And since you are talking about the triggers comming out of an Arduino, the switches, you can use the debounce inside the arduino sketch, this is a different look at the solution.
Debouncing (was measure time between two bangs/events)
Yes, that seems like an possible even better solution. I have so far only made a few simple programming tests on the Arduino and in this case I use the Firmata firmware, so I figured trying to add a debounce function to it would be too bold.
But maybe it would not be that complicated?
@cfry Also....... 50cents for 6 buttons....... because...... how long can you bounce my dear switch?
I am necromancing this thread a bit.
I have chosen to debounce in hardware (also, cause I will need to do in Pd too it seems).
I asked about this at the ardunio forum as well, but they suggest (naturally) that I solve it in the arduino code. Since I use the firmata combined with pduino I can not do that.
I would like some help please with choosing the right hardware debouncing configuration. It works pretty ok as of now, but I want to make sure I do not make any errors in selecting electronics. I am debouncing the digital inputs of an arduino nano clone. It seems that I get quite different bouncing on the different inputs.
I am following this guide:
A Guide to Debouncing - Part 2, or, How to Debounce a Contact in Two Easy Pages, by Jack Ganssle
I am choosing between these two configurations:
The math equations are beyond my understanding (I need to get a math textbook sooner or later, to brush up on things).
The latter, with the diode seems to work fine. Suggested values are C: 1 µF, R1: 82K, R2: 18K. I use slightly larger values.
The one without a diode, have example values C: 0.1 µF, R1:? (I used 10K), R2: 185K.
Since I ran out of C 1µF, I used the values from the first circuit, but combined with a diode as in the second circuit. Does this make sense?
@cfry If the diode circuit works well....... and you know the correct values.... then you should source some more 1uf electrolytic capacitors and go with that.
R1 controls the rise time (back to Vcc) and R2 the fall time (to ground).
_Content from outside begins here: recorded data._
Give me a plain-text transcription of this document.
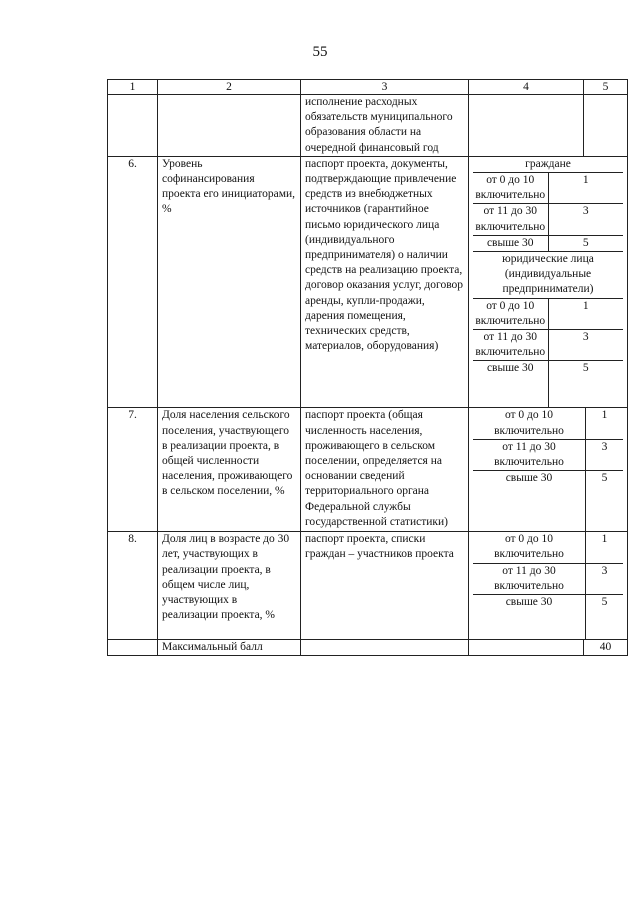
55
1	2	3	4	5
		исполнение расходных обязательств муниципального образования области на очередной финансовый год		
6.	Уровень софинансирования проекта его инициаторами, %	паспорт проекта, документы, подтверждающие привлечение средств из внебюджетных источников (гарантийное письмо юридического лица (индивидуального предпринимателя) о наличии средств на реализацию проекта, договор оказания услуг, договор аренды, купли-продажи, дарения помещения, технических средств, материалов, оборудования)	
граждане
от 0 до 10 включительно	1
от 11 до 30 включительно	3
свыше 30	5
юридические лица (индивидуальные предприниматели)
от 0 до 10 включительно	1
от 11 до 30 включительно	3
свыше 30	5

7.	Доля населения сельского поселения, участвующего в реализации проекта, в общей численности населения, проживающего в сельском поселении, %	паспорт проекта (общая численность населения, проживающего в сельском поселении, определяется на основании сведений территориального органа Федеральной службы государственной статистики)	
от 0 до 10 включительно	1
от 11 до 30 включительно	3
свыше 30	5

8.	Доля лиц в возрасте до 30 лет, участвующих в реализации проекта, в общем числе лиц, участвующих в реализации проекта, %	паспорт проекта, списки граждан – участников проекта	
от 0 до 10 включительно	1
от 11 до 30 включительно	3
свыше 30	5

	Максимальный балл			40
With the diode the rise time is faster than the fall time as R2 is bypassed.
But there is a handy time calculator for the time to charge the capacitor here...... https://www.digikey.fr/en/resources/conversion-calculators/conversion-calculator-time-constant?
...... so you can see the time with the correct values and work out what resistor value you need if you change the capacitor.
The chip probably has a very high input resistance in which case you can ignore it for your calculations.
None of it makes sense to me because my car squeaks on its own when it hits a pothole, and I will never want an augmented soundscape.
@whale-av Thanks for the explanation and the link. I was using 1uF ceramic ones, why is it better with electrolytic?
And also thanks for the review I did have second thoughts about showing the project, instead of just talking pd. My intention was not to confuse, actually the opposite. But it makes me curious, what makes sense to you?
Having that spring coil hit the top of that machine screw is very steam punk, but my instinct would be to use an IR reflectance sensor. No banging, lasts longer, probably less fun though.
@cfry Sorry, it was just a joke.
The diagram shows electrolytic capacitors. But they are just smaller for the same value..... so as you have the space it doesn't matter. Sorry again to confuse things.
It looks great. I think we are like minded and that is probably true of convinced Pd'ers...... imagining what we can do with what we have available.
Since Pd 0.50 see [slop~] for de-bouncing control data from noisy switches...... [pd jitter-remover] ....... (amongst other uses).